Additionally, local people are the worst affected by the ill conceived conservation plans of private tour operators. Evicted from their homes either by force or by false hopes of an improved agricultural land, they are paid insufficient compensations that do nothing to restore their financial stability. For instance, villagers of the Umri village (inside Sariska Tiger Reserve) were relocated for better conservation of the protected area. However, their traditional rights over forest resources have not been fully recognised and compensated for as some of them have not received reimbursements yet. Similarly, the Raikas have challenged forest department over their right to use grazing lands near Kumbhalgarh Wildlife Sanctuary.     

Restoring the synergy between conservation, tourism and survival:

For tourism to flourish in Rajasthan, conservation of the environment on which it is sustained, is very essential. Not only are these places rich in sociocultural and economic heritage, but also hold vital positions in conservation projects all over the country. The following measures can be adopted to strive for such an equilibrium between conservation and tourism:

  1. Establishment of secure association and partnership between various stakeholders would enhance the implementation of environmental guidelines, reduce incongruity among regions, through information symmetry and policy regulations. 
  2. Reforestation of the barren hills must be undertaken as an attempt to recover and regenerate the lost biodiversity in desert ecology of Rajasthan.  
  3. The government can set up ‘untshalas’ for the camels rescued from smuggling attempts and for the camels of Raikas who can no longer provide for them. This helps in avoiding involuntary neglect and starvation of camels due to lack of funds.
  4. State can combine the traditional knowledge of Raika with the avenues they possess for a better implementation of actions to conserve camels, whose population has fallen drastically in the last few decades. Benefits of such a tie-up are twofold: Firstly, this would act as a potential source of income for them, thus enabling them to fulfil their basic requirements at the very least. Secondly, this may also ensure that the state-drafted policies are effective as the Raikas bring in their traditional knowledge.
  5. Visitor management mechanisms like zoning and channeling must be used to pinpoint regions that are more suitable for higher use levels (lesser, uncontrolled interaction between humans and wildlife)
  6. Sustainable tourism plan must be formulated for each park and sanctuary in the state, which should be incorporated in the general park governance.
  7. It is of utmost importance to accurately measure encroachments in the entire regions and land-use plans must be developed and implemented, keeping in consideration the local people and the conservation efforts.
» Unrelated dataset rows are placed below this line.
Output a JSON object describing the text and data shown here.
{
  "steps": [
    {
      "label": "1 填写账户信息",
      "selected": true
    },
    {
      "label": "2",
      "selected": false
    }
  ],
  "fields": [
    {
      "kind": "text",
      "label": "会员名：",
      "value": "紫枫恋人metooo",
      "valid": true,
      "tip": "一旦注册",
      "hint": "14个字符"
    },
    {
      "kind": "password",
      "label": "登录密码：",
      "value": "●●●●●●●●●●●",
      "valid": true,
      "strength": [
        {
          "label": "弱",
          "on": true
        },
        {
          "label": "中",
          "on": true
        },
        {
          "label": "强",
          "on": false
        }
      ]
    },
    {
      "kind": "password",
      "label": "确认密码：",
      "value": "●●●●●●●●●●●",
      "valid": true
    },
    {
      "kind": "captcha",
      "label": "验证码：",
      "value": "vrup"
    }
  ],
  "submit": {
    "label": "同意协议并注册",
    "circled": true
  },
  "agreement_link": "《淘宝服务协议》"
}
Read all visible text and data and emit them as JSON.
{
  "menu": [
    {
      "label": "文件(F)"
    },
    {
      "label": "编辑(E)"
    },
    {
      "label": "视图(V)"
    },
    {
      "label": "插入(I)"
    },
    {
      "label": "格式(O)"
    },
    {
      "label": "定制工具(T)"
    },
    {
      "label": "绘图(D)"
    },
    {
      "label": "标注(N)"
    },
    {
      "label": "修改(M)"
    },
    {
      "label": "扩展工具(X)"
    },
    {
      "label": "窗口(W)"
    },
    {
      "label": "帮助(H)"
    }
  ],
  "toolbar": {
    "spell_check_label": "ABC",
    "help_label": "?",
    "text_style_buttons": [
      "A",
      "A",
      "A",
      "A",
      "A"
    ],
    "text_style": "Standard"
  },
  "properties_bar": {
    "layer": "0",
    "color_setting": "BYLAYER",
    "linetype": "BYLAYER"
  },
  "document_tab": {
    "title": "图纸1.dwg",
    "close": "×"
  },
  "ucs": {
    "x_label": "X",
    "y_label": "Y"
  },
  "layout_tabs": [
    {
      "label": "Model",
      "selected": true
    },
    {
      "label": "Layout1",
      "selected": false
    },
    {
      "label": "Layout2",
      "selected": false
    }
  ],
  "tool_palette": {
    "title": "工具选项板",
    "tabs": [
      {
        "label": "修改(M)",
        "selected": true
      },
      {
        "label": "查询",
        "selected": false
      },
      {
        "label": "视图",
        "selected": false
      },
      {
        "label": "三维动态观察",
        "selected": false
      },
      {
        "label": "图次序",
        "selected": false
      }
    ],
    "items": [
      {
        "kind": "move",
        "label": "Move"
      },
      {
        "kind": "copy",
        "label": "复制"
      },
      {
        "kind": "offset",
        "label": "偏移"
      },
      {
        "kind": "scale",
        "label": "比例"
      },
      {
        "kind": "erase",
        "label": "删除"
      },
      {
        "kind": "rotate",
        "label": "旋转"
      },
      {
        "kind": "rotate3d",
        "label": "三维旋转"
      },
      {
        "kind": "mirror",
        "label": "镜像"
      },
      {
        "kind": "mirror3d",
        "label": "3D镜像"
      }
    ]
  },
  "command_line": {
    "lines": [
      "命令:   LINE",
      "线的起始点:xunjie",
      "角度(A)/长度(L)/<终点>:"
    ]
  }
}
Such plans must also be revised, from time to time, to ensure effectiveness of the conservation plans at the grassroots.
  8. Hotels must pay cess to the forest department, per tourist who visits the park. This can be done to ensure that revenue generated by the tigers must be partly utilised for their betterment and protection.

The bottom line is that tourism is a luxury that some enjoy, but an adequate and safe living space is a necessity for the environment and people who depend on it. Rajasthan possesses the potential and avenues for a responsible tourism circuit, emphasizing upon conservation aims and uplifting the local communities in the process. Sensitizing the tourists towards the fragile ecosystems and presence of watch guards to ensure that it remains responsible to its stakeholders – from animals to tourists-  is the way forward. The role played by the National Green Tribunal (NGT) and civil society organisations is enormous in keeping a check on the growing commercial tourism activities and ensuring that the guidelines are followed diligently. The popular saying of “Atithi Devo Bhava” must not be restricted to just “Atithi” i.e. guests (tourists in this case), but must also include the environment that brings in tourists, in treating them as gods.